The southern whiteface is a polytypic species with two recognised races:
- A. l. leucopsis; the nominate race found throughout south-eastern and central Australia. This race varies in the degree of grey colouration on the flanks, becoming progressively paler with north-westerly distribution. The pale form was previously considered a separate race; whitei.
- A. l. castaneiventris; found in south Western Australia, this race is distinguishable by a rufous wash to its flanks.

==Distribution and habitat==
The southern whiteface is endemic to Australia and typically inhabits arid open woodlands with a shrubby or grassy understory, as well as grass plains throughout much of the continents south. Not present in Tasmania or in coastal areas of the mainland, this species prefers Acacia woodlands, particularly those dominated by mulga and drought-resistant chenopod shrub species, including saltbush and bluebush. They are considered sedentary; however, atlas records indicate that individuals may move into wetter areas outside of their normal range during drought years.

==Behaviour==

=== Diet and foraging ===
Southern whiteface feed primarily on arthropods; particularly insect and arachnid species, but also take seeds and leaves. They forage almost exclusively on the ground, favouring habitat with low tree densities, a herb understory and without large amounts of litter cover. When foraging on ground substrates, southern whiteface preferentially make use of ground litter, herbs and bare ground over grass and substrates above ground level (e.g., tree trunks, branches and canopy) and obtain their insectivorous prey exclusively by gleaning.

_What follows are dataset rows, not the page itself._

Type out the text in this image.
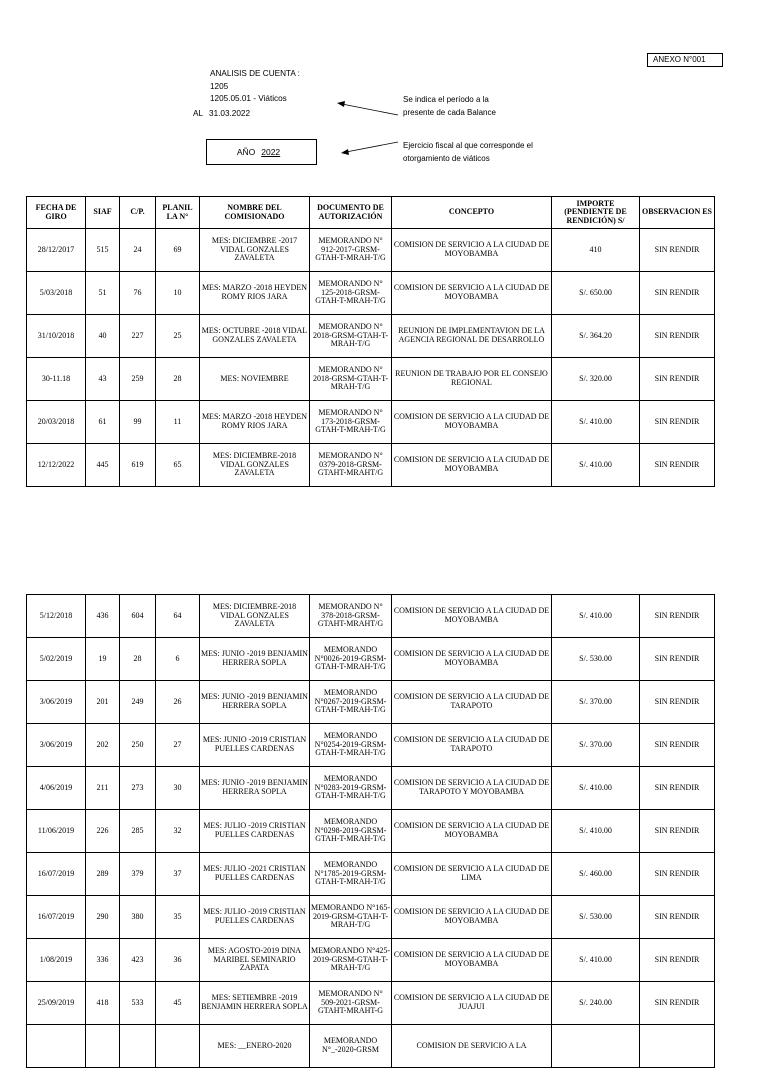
ANEXO N°001
ANALISIS DE CUENTA :
1205
1205.05.01 - Viáticos
AL 31.03.2022
AÑO 2022
Se indica el período a la
presente de cada Balance
Ejercicio fiscal al que corresponde el
otorgamiento de viáticos
FECHA DE GIRO	SIAF	C/P.	PLANIL LA N°	NOMBRE DEL COMISIONADO	DOCUMENTO DE AUTORIZACIÓN	CONCEPTO	IMPORTE (PENDIENTE DE RENDICIÓN) S/	OBSERVACION ES
28/12/2017	515	24	69	MES: DICIEMBRE -2017 VIDAL GONZALES ZAVALETA	MEMORANDO N° 912-2017-GRSM-GTAH-T-MRAH-T/G	COMISION DE SERVICIO A LA CIUDAD DE MOYOBAMBA	410	SIN RENDIR
5/03/2018	51	76	10	MES: MARZO -2018 HEYDEN ROMY RIOS JARA	MEMORANDO N° 125-2018-GRSM-GTAH-T-MRAH-T/G	COMISION DE SERVICIO A LA CIUDAD DE MOYOBAMBA	S/. 650.00	SIN RENDIR
31/10/2018	40	227	25	MES: OCTUBRE -2018 VIDAL GONZALES ZAVALETA	MEMORANDO N° 2018-GRSM-GTAH-T-MRAH-T/G	REUNION DE IMPLEMENTAVION DE LA AGENCIA REGIONAL DE DESARROLLO	S/. 364.20	SIN RENDIR
30-11.18	43	259	28	MES: NOVIEMBRE	MEMORANDO N° 2018-GRSM-GTAH-T-MRAH-T/G	REUNION DE TRABAJO POR EL CONSEJO REGIONAL	S/. 320.00	SIN RENDIR
20/03/2018	61	99	11	MES: MARZO -2018 HEYDEN ROMY RIOS JARA	MEMORANDO N° 173-2018-GRSM-GTAH-T-MRAH-T/G	COMISION DE SERVICIO A LA CIUDAD DE MOYOBAMBA	S/. 410.00	SIN RENDIR
12/12/2022	445	619	65	MES: DICIEMBRE-2018 VIDAL GONZALES ZAVALETA	MEMORANDO N° 0379-2018-GRSM-GTAHT-MRAHT/G	COMISION DE SERVICIO A LA CIUDAD DE MOYOBAMBA	S/. 410.00	SIN RENDIR
5/12/2018	436	604	64	MES: DICIEMBRE-2018 VIDAL GONZALES ZAVALETA	MEMORANDO N° 378-2018-GRSM-GTAHT-MRAHT/G	COMISION DE SERVICIO A LA CIUDAD DE MOYOBAMBA	S/. 410.00	SIN RENDIR
5/02/2019	19	28	6	MES: JUNIO -2019 BENJAMIN HERRERA SOPLA	MEMORANDO N°0026-2019-GRSM-GTAH-T-MRAH-T/G	COMISION DE SERVICIO A LA CIUDAD DE MOYOBAMBA	S/. 530.00	SIN RENDIR
3/06/2019	201	249	26	MES: JUNIO -2019 BENJAMIN HERRERA SOPLA	MEMORANDO N°0267-2019-GRSM-GTAH-T-MRAH-T/G	COMISION DE SERVICIO A LA CIUDAD DE TARAPOTO	S/. 370.00	SIN RENDIR
3/06/2019	202	250	27	MES: JUNIO -2019 CRISTIAN PUELLES CARDENAS	MEMORANDO N°0254-2019-GRSM-GTAH-T-MRAH-T/G	COMISION DE SERVICIO A LA CIUDAD DE TARAPOTO	S/. 370.00	SIN RENDIR
4/06/2019	211	273	30	MES: JUNIO -2019 BENJAMIN HERRERA SOPLA	MEMORANDO N°0283-2019-GRSM-GTAH-T-MRAH-T/G	COMISION DE SERVICIO A LA CIUDAD DE TARAPOTO Y MOYOBAMBA	S/. 410.00	SIN RENDIR
11/06/2019	226	285	32	MES: JULIO -2019 CRISTIAN PUELLES CARDENAS	MEMORANDO N°0298-2019-GRSM-GTAH-T-MRAH-T/G	COMISION DE SERVICIO A LA CIUDAD DE MOYOBAMBA	S/. 410.00	SIN RENDIR
16/07/2019	289	379	37	MES: JULIO -2021 CRISTIAN PUELLES CARDENAS	MEMORANDO N°1785-2019-GRSM-GTAH-T-MRAH-T/G	COMISION DE SERVICIO A LA CIUDAD DE LIMA	S/. 460.00	SIN RENDIR
16/07/2019	290	380	35	MES: JULIO -2019 CRISTIAN PUELLES CARDENAS	MEMORANDO N°165-2019-GRSM-GTAH-T-MRAH-T/G	COMISION DE SERVICIO A LA CIUDAD DE MOYOBAMBA	S/. 530.00	SIN RENDIR
1/08/2019	336	423	36	MES: AGOSTO-2019 DINA MARIBEL SEMINARIO ZAPATA	MEMORANDO N°425-2019-GRSM-GTAH-T-MRAH-T/G	COMISION DE SERVICIO A LA CIUDAD DE MOYOBAMBA	S/. 410.00	SIN RENDIR
25/09/2019	418	533	45	MES: SETIEMBRE -2019 BENJAMIN HERRERA SOPLA	MEMORANDO N° 509-2021-GRSM-GTAHT-MRAHT-G	COMISION DE SERVICIO A LA CIUDAD DE JUAJUI	S/. 240.00	SIN RENDIR
				MES: __ENERO-2020	MEMORANDO N°_-2020-GRSM	COMISION DE SERVICIO A LA		
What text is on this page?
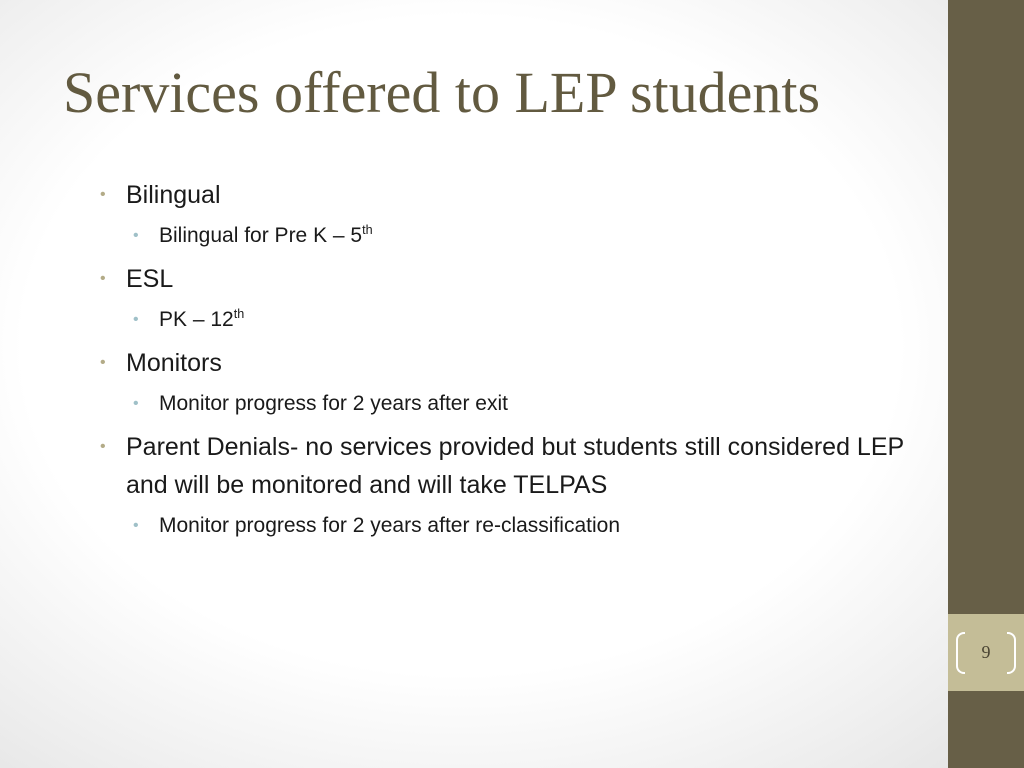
9
Services offered to LEP students
• Bilingual
• Bilingual for Pre K – 5th
• ESL
• PK – 12th
• Monitors
• Monitor progress for 2 years after exit
• Parent Denials- no services provided but students still considered LEP and will be monitored and will take TELPAS
• Monitor progress for 2 years after re-classification
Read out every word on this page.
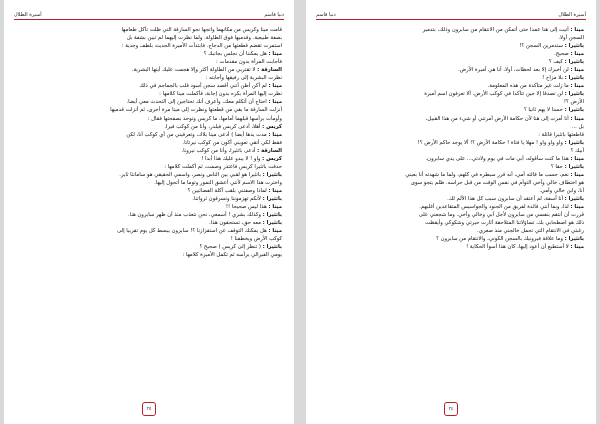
دنيا قاسم
أسيرة الظلال
قامت مينا وكريس من مكانهما واتجها نحو السارقة التي ظلت تأكل طعامها
بصفة طبيعية. وقدميها فوق الطاولة. ولما نظرت إليهما لم تبين بشفة بل
استمرت تقضم قطعتها من الدجاج. فابتدأت الأميرة الحديث بلطف وجدية :
مينا : هل يمكننا أن نجلس بجانبك ؟
فأجابت المرأة بدون مقدمات :
السارقة : لا تقتربي من الطاولة أكثر وإلا هجمت عليك أيتها البشرية.
نظرت البشرية إلى رفيقها وأجابته :
مينا : لم أكن أظن أنني أقصد سجن أسود قلب بالجماجم في ذلك
نظرت إليها المرأة بكره بدون إجابة، فأكملت مينا كلامها :
مينا : احتاج أن أتكلم معك، وأعرف أنك تحتاجين إلى التحدث معي أيضا.
أنزلت السارقة ما بقي من قطعتها ونظرت إلى مينا مرة أخرى، ثم أنزلت قدميها
وأومأت برأسها قبلهما أمامها، ما كريس وتوحد بصفحتها فقال :
كريس : أهلا، أدعى كريس فيلدر، وأنا من كوكب فيرا.
مينا : مدت يدها أيضا ) أدعى مينا بلاك، وتعرفيني من أي كوكب أنا، لكن
فقط لكي أتقي تعويني أكون من كوكب نيرتانا.
السارقة : أدعى باتثيرا، وأنا من كوكب نيرونا.
كريس : واو ! لا يبدو عليك هذا أبدا !
حدقت باتثيرا كريس فاعتذر وصمت، ثم أكملت كلامها :
باتثيرا : باتثيرا هو لقبي بين الناس ونصر، واسمي الحقيقي هو سامانثا ثاير.
واخترت هذا الاسم لأنني أعشق النمور وتوما ما أتحول إليها.
مينا : لماذا وصفتني بلقب آكلة الفضائيين ؟
باتثيرا : لأنكم تهزموننا وتسرقون ثرواتنا.
مينا : هذا ليس صحيحا !!
باتثيرا : وكذلك بشري ! أسمعي، نحن نتعذب منذ أن ظهر سابرون هنا.
باتثيرا : معه حق، تستحقون هذا.
مينا : هل يمكنك التوقف عن استفزازنا ؟! سابرون يبسط كل يوم تقريبا إلى
كوكب الأرض ويخطفنا !
باتثيرا : ( تنظر إلى كريس ) صحيح ؟
يومي الفيرالي برأسه ثم تكمل الأميرة كلامها :
٣٥
أسيرة الظلال
دنيا قاسم
مينا : أتيت إلى هنا عمدا حتى أتمكن من الانتقام من سابرون وذلك، بتدمير
السجن أولا.
باتثيرا : ستدمرين السجن ؟!
مينا : صحيح.
باتثيرا : كيف ؟
مينا : لن أخبرك إلا بعد لحظات، أولا، أنا هي أميرة الأرض.
باتثيرا : بلا مزاح !
مينا : ما زلت غير متأكدة من هذه المعلومة.
باتثيرا : لن تصدقا إلا حين تتأكدا في كوكب الأرض. ألا تعرفون اسم أميرة
الأرض ؟!
باتثيرا : حسنا لا يهم ثانيا ؟
مينا : أنا أمرت إلى هنا لأن حكامة الأرض أمرتني أو شيء من هذا القبيل،
بل ...
قاطعتها باتثيرا قائلة :
باتثيرا : واو واو واو ! مهلا يا فتاة ! حكامة الأرض ؟! ألا يوجد حاكم الأرض ؟!
أبيك ؟
مينا : هذا ما كنت سأقوله، أبي مات في يوم ولادتي... على يدي سابرون.
باتثيرا : حقا ؟
مينا : نعم، حسب ما قالته أمي، أنه قرر سيطره في كلهم، ولما ما شهدته أنا بعيني
هو اختطاف خالي وأخي التوأم في نفس الوقت من قبل حراسه. ظلم يتجو سوى
أنا، وابن خالي وأمي.
باتثيرا : أنا آسفة، لم أعتقد أن سابرون سبب كل هذا الألم لك.
مينا : لذا، وبما أنني قائدة لفريق من الجنود والجواسيس المتقاعدين أغلبهم.
قررت أن أنتقم بنفسي من سابرون لأجل أبي وخالي وأخي. وما شجعني على
ذلك هو اصطحابي بك، تساؤلاتنا المتلاحقة أثارت حيرتي وشكوكي وأيقظت
رغبتي في الانتقام التي تحمل خالجني منذ صغري.
باتثيرا : وما علاقة فيرونيك بالسجن الكوني، والانتقام من سابرون ؟
مينا : لا أستطيع أن أعود إليها، كان هذا أسوأ الحكاية !
٣٤
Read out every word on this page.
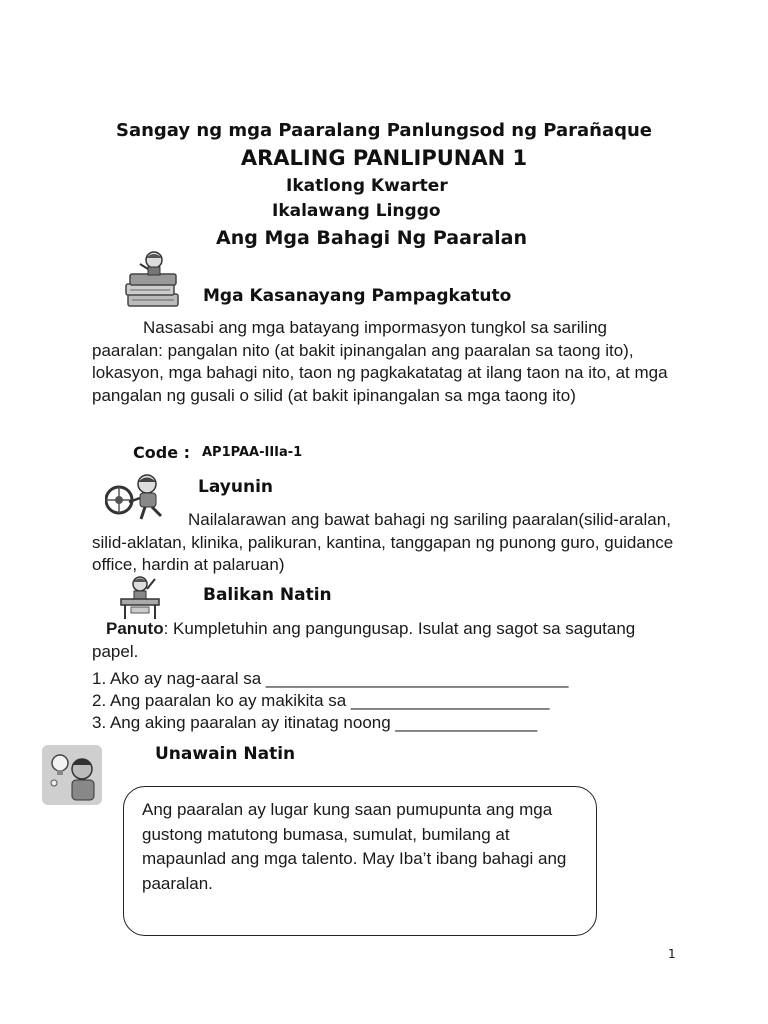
Sangay ng mga Paaralang Panlungsod ng Parañaque
ARALING PANLIPUNAN 1
Ikatlong Kwarter
Ikalawang Linggo
Ang Mga Bahagi Ng Paaralan
Mga Kasanayang Pampagkatuto
Nasasabi ang mga batayang impormasyon tungkol sa sariling paaralan: pangalan nito (at bakit ipinangalan ang paaralan sa taong ito), lokasyon, mga bahagi nito, taon ng pagkakatatag at ilang taon na ito, at mga pangalan ng gusali o silid (at bakit ipinangalan sa mga taong ito)
Code : AP1PAA-IIIa-1
Layunin
Nailalarawan ang bawat bahagi ng sariling paaralan(silid-aralan, silid-aklatan, klinika, palikuran, kantina, tanggapan ng punong guro, guidance office, hardin at palaruan)
Balikan Natin
Panuto: Kumpletuhin ang pangungusap. Isulat ang sagot sa sagutang papel.
1. Ako ay nag-aaral sa ________________________________
2. Ang paaralan ko ay makikita sa _____________________
3. Ang aking paaralan ay itinatag noong _______________
Unawain Natin
Ang paaralan ay lugar kung saan pumupunta ang mga gustong matutong bumasa, sumulat, bumilang at mapaunlad ang mga talento. May Iba’t ibang bahagi ang paaralan.
1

Although southern whiteface typically forage in small groups of 2-8 individuals, they may congregate in larger flocks during the non-breeding season, with as many as 70 birds recorded in foraging parties in winter. They often also participate in mixed species feeding flocks, particularly with other whiteface and thornbill species.

=== Breeding ===
Breeds once or twice a year from July to October throughout most of its range; however, timing of breeding in this species can be affected by rainfall in arid regions. May breed outside of their usual season following sufficient rainfall, or may not breed at all in years of drought. Little is known about bonding in this species and although nesting is often observed in pairs, there have been multiple occurrences of co-operative breeding recorded, with up to 4 adults participating in chick rearing.

=== Nesting ===
Builds a domed nest with a side entrance, using dry grasses or bark and lining with feathers or fur. Nests are often placed in shrubs or tree hollows and can range in height from less than 1m from the ground, to greater than 10 m. Eggs are a dull white or buff colour with brown blotching at the larger end, oval in shape and about 18 x 14 mm in size. Clutches usually consist of 3-4 eggs. Length of incubation period is unknown, but young are altricial and fledge between 14 and 19 days after hatching.

==Conservation==
Although locally common and currently listed on the IUCN Red List as vulnerable, atlas records of southern whiteface have declined by 43% in recent years. The suitability of habitat for ground-foraging woodland species, such as the southern whiteface, is thought to depend on the variety of available ground substrates. As many types of ground cover are vulnerable to disturbance from fire (leaf litter, fallen branches), grazing (grass, herbs) and introduction of exotic plant species (open ground), the management of existing habitat has important conservation implications for this species. Understory disturbance by grazing and clearance of habitat for agriculture are currently listed as the main threats to southern whiteface. However, some studies suggest that mining operations may also impact negatively on the species, although the exact cause for their decline (e.g. habitat degradation, noise disturbance, exposure to pollutants) in mining areas is unknown.